Le Chef du SPEN a considéré que, selon la directive « Rencontres privées des personnes détenues » de son service, seuls les établissements disposant de locaux adaptés pouvaient proposer des rencontres privées, qu’il s’agissait d’une possibilité et non d’une prestation obligatoire, que l’aménagement de locaux adaptés, offrant l’intimité souhaitée, disposant d’un grand lit et ne ressemblant pas à une cellule, tout en étant également sécurisés et suffisamment grands pour permettre au couple de se rencontrer durant plusieurs heures, n’était pas anodin, que la Prison de la Croisée ne disposait pas de l’espace suffisant pour aménager un tel lieu de rencontre et que M.________ ne pouvait donc pas bénéficier de rencontres privées. Par surabondance, il a expliqué que M.________ ne remplissait quoi qu’il en soit pas les conditions lui permettant de prétendre à une rencontre privée, qu’au moment de sa demande, il n’avait plus eu de contact téléphonique avec son amie depuis le 19 juillet 2022 ni d’appels skype depuis le 2 août 2022, qu’il n’avait joint un accord écrit de sa partenaire que le 11 avril 2023, que le caractère stable de la relation de M.________, qui durerait selon ses dires depuis quatre ans, pouvait être relativisé dès lors que les infractions reprochées à M.________ avaient été commises en Suisse entre le 31 juillet 2019 et le 17 septembre 2020, et que les avis nécessaires de la direction de la procédure et de l’Unité d’évaluation criminologique (ci-après: UEC) n’avaient pas été requis.
S’agissant de la requête d’assistance judiciaire, le Chef du SPEN a relevé qu’en règle générale, aucun émolument n’était perçu dans ce genre de procédure, qu’aucun élément au dossier n’indiquait que M.________ puisse obtenir aisément gain de cause, que la procédure était simple et ne présentait pas de difficulté particulière, qu’il maîtrisait le français et qu’il était à même de défendre seul ses droits.

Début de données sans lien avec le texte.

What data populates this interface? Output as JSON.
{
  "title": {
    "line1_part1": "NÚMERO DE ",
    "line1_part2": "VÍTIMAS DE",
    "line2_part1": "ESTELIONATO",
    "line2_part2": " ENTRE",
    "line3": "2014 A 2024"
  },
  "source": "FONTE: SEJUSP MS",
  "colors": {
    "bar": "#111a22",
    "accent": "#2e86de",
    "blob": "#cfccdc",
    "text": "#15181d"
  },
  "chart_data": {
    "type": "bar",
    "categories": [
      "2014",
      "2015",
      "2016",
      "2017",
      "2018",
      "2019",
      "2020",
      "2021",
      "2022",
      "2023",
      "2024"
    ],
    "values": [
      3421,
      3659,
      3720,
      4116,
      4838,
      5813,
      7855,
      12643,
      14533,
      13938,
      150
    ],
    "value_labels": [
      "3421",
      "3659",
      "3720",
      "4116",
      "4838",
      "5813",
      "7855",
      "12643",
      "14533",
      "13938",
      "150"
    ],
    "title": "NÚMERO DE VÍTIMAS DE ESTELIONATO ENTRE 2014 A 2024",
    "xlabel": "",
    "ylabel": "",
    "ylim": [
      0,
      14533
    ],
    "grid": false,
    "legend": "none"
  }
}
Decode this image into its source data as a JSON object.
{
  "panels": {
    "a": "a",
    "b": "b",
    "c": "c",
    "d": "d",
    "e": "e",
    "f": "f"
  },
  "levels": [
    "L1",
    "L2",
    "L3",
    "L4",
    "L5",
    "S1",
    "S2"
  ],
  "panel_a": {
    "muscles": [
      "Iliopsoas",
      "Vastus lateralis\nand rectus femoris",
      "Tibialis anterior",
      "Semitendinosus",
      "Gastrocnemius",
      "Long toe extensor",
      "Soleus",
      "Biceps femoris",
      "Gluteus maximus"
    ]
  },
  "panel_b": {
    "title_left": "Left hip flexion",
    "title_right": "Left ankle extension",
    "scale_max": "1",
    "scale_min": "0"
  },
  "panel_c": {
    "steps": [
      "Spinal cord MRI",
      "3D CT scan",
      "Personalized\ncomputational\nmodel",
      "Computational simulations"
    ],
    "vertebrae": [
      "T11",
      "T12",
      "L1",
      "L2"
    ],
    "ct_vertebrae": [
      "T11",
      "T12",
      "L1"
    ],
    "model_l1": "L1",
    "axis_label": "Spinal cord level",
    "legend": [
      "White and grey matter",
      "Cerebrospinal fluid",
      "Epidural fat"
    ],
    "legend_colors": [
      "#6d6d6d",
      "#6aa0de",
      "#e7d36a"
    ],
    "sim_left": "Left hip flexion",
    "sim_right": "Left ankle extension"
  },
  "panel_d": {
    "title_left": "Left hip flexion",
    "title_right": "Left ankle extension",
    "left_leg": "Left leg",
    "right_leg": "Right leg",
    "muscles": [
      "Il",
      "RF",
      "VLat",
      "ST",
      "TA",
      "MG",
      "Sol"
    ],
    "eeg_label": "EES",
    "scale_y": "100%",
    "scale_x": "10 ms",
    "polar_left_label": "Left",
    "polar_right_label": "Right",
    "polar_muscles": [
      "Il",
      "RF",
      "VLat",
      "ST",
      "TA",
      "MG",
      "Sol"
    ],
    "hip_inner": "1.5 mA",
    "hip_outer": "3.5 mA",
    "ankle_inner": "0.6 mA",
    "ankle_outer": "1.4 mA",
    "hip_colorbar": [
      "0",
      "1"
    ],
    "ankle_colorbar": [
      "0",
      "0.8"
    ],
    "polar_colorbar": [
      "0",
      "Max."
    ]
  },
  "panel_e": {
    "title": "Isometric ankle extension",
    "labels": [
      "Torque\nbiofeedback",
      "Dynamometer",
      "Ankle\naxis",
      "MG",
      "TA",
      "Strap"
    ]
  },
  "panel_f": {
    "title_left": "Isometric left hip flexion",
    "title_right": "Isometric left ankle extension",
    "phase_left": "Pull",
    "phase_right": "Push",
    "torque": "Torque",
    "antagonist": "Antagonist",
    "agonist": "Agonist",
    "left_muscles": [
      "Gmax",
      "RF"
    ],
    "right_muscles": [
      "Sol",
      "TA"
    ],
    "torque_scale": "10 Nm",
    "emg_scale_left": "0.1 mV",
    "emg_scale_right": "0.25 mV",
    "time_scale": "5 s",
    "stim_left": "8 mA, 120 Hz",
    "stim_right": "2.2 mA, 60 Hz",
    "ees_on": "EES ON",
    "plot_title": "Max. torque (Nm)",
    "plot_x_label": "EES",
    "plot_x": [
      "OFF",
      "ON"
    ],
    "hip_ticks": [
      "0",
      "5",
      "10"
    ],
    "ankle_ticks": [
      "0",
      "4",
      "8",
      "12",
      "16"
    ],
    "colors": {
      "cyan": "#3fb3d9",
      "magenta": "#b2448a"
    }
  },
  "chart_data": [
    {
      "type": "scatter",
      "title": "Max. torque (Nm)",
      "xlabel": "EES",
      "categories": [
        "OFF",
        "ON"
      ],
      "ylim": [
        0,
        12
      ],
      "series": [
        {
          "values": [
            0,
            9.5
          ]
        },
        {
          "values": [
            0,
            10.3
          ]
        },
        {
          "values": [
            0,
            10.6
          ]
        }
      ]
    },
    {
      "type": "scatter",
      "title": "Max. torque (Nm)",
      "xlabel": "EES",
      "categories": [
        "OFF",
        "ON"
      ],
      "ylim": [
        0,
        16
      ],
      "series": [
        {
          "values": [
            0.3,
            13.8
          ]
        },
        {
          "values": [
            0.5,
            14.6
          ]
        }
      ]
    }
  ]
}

C. Par acte du 7 juin 2023, M.________, par son défenseur, a recouru contre cette décision auprès de la Chambre des recours pénale du Tribunal cantonal, en concluant, avec suite de frais et dépens, principalement à sa réforme en ce sens que la Direction de la Prison de la Croisée est invitée à lui garantir sans délai la possibilité effective d’entretenir des relations intimes avec son amie au sein de l’établissement et que l’assistance judiciaire gratuite pour la procédure de recours, sous la forme de l’assistance d’un avocat, lui est octroyée, l’indemnité d’office étant arrêtée à 1'119 fr. 55. Subsidiairement, il a conclu à la réforme de la décision en ce sens que l’OEP est invité à procéder sans délai à son transfert dans un établissement carcéral permettant des rencontres privées, plus subsidiairement à ce qu’il soit constaté que son droit à entretenir des relations intimes avec sa compagne n’a pas été garanti entre le 17 septembre 2020 et le 7 juin 2023 et, plus subsidiairement encore, à l’annulation de la décision et au renvoi de la cause au SPEN pour nouvelle décision dans le sens des considérants.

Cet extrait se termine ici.